When a file reaches this limit, ABS starts writing a new file. Set to `0` for no limit, which produces one file per writer.

::: note
Very low values can create excess file rotation and object-operation overhead. Very high values, including `0`, keep each multipart upload open for the full backup. If a backup aborts, more data is stranded in incomplete multipart uploads until lifecycle rules or manual cleanup remove it.
:::

#### `min-part-size` (multipart upload chunk size)

Controls the minimum size of each part in a multipart upload to object storage. ABS buffers this amount of data in memory per writer before uploading a part.

The default is 5 MiB (5,242,880 bytes).

Minimum values vary by storage backend:

| Backend | Minimum `min-part-size` |
| --- | --- |
| S3 | 5 MiB |
| GCS | 256 KiB |
| Azure Blob | 1 MiB |

Memory impact: This parameter is the primary driver of upload buffer memory. Peak memory from chunk buffers alone is approximately `parallel-write × min-part-size`.

Larger min-part-size values reduce the number of chunk upload requests, which can improve throughput on high-latency connections. However, each writer holds this buffer in memory, so large values with high `parallel-write` risk OOM conditions.

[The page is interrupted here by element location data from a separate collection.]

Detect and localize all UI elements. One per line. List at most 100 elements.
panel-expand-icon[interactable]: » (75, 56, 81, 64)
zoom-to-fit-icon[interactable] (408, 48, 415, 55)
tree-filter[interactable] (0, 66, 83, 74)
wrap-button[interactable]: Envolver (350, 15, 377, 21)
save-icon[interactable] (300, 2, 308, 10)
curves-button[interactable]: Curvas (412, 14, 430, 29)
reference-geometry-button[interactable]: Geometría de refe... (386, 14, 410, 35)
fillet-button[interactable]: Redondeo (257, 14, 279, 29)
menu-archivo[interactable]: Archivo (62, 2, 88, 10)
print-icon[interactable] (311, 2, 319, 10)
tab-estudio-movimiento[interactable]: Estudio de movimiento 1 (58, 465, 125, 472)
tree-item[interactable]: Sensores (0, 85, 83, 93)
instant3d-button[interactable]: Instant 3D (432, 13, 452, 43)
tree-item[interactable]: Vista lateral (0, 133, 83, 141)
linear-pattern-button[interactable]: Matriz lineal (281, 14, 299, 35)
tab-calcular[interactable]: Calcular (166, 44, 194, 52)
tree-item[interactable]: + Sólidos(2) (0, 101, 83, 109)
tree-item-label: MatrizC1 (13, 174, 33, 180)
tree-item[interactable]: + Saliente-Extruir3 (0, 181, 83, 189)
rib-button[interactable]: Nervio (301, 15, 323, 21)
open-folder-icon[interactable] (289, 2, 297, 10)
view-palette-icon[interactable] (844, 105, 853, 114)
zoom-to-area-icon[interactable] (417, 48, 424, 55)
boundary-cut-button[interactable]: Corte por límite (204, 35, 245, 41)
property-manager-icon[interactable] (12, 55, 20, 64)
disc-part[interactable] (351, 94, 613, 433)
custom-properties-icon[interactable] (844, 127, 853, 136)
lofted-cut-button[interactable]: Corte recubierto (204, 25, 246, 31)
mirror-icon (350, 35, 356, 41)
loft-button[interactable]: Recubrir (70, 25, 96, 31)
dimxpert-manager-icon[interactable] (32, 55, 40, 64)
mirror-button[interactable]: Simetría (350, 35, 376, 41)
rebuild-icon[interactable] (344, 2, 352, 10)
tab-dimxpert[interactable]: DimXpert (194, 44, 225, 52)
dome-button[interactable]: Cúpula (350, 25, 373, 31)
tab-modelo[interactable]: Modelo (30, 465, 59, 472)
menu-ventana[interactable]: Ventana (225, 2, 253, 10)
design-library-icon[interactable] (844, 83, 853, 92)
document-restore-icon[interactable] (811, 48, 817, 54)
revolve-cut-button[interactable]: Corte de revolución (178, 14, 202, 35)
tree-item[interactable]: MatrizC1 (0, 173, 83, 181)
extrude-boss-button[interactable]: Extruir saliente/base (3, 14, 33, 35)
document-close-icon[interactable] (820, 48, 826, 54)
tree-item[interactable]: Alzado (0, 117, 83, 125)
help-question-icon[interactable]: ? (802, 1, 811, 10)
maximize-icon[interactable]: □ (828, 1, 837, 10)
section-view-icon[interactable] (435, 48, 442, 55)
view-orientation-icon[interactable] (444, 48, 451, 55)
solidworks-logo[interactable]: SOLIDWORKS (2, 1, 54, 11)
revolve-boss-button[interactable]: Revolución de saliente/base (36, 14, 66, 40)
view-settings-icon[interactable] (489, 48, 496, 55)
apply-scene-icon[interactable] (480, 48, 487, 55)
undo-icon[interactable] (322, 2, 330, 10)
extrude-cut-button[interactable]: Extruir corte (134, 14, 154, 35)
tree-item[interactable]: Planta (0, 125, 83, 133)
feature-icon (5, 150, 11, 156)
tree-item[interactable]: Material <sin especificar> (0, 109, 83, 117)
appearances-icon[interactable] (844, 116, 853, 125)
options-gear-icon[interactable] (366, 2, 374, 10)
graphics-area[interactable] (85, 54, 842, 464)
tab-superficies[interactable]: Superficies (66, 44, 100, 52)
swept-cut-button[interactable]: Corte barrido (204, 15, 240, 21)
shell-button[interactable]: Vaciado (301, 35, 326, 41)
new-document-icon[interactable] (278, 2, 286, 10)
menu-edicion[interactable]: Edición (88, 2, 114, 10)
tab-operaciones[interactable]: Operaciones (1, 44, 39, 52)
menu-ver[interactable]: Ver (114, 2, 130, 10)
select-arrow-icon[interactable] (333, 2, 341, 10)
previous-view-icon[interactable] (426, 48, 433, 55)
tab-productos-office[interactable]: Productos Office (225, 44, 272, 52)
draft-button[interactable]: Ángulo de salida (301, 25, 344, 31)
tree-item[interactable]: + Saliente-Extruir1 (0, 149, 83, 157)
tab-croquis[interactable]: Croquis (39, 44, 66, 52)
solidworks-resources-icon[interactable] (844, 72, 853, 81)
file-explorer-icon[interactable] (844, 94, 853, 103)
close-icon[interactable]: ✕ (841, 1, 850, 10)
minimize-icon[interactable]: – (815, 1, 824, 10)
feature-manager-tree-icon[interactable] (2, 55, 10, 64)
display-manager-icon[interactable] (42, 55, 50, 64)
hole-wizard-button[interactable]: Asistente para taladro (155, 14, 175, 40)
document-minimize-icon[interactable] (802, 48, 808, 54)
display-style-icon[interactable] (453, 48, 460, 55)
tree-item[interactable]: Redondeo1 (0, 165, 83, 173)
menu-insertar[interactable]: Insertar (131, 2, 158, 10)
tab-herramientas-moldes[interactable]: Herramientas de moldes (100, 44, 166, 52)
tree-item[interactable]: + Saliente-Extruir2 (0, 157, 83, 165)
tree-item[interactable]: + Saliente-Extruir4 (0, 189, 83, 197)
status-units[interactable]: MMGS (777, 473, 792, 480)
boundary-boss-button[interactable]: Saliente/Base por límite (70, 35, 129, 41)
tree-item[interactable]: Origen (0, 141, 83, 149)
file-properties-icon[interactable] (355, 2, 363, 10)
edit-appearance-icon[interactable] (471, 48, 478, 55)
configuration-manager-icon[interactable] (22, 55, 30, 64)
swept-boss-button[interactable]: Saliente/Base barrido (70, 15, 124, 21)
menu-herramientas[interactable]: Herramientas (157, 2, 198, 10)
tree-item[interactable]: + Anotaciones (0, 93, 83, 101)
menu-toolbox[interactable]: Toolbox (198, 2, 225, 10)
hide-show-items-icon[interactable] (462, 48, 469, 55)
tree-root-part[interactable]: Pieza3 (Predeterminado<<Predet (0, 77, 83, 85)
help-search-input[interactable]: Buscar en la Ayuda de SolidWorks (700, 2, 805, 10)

#### `bandwidth` (write speed cap)

Throttles the total encoded backup write speed in MiB/s across all writers. Use this to prevent ABS from saturating a shared network connection.

When to increase: `pipeline` stays near capacity because the configured write cap is lower than the storage path can support, and the ABS host, network, and storage backend all have headroom.

When to decrease: Backup uploads are competing with other traffic, or the storage backend starts throttling concurrent writes.

Default: no limit. Omitting the parameter or setting it to `0` disables the bandwidth cap.

The limit is shared by the writer pipeline. Increasing `parallel-write` can improve serialization, compression, encryption, and upload concurrency, but it cannot raise throughput above the configured `bandwidth` value.

With bandwidth limiting, the writer stage runs at a fixed rate. If readers can produce faster than that cap, the pipeline trends toward capacity; if not, readers remain the bottleneck and `pipeline` can stay low.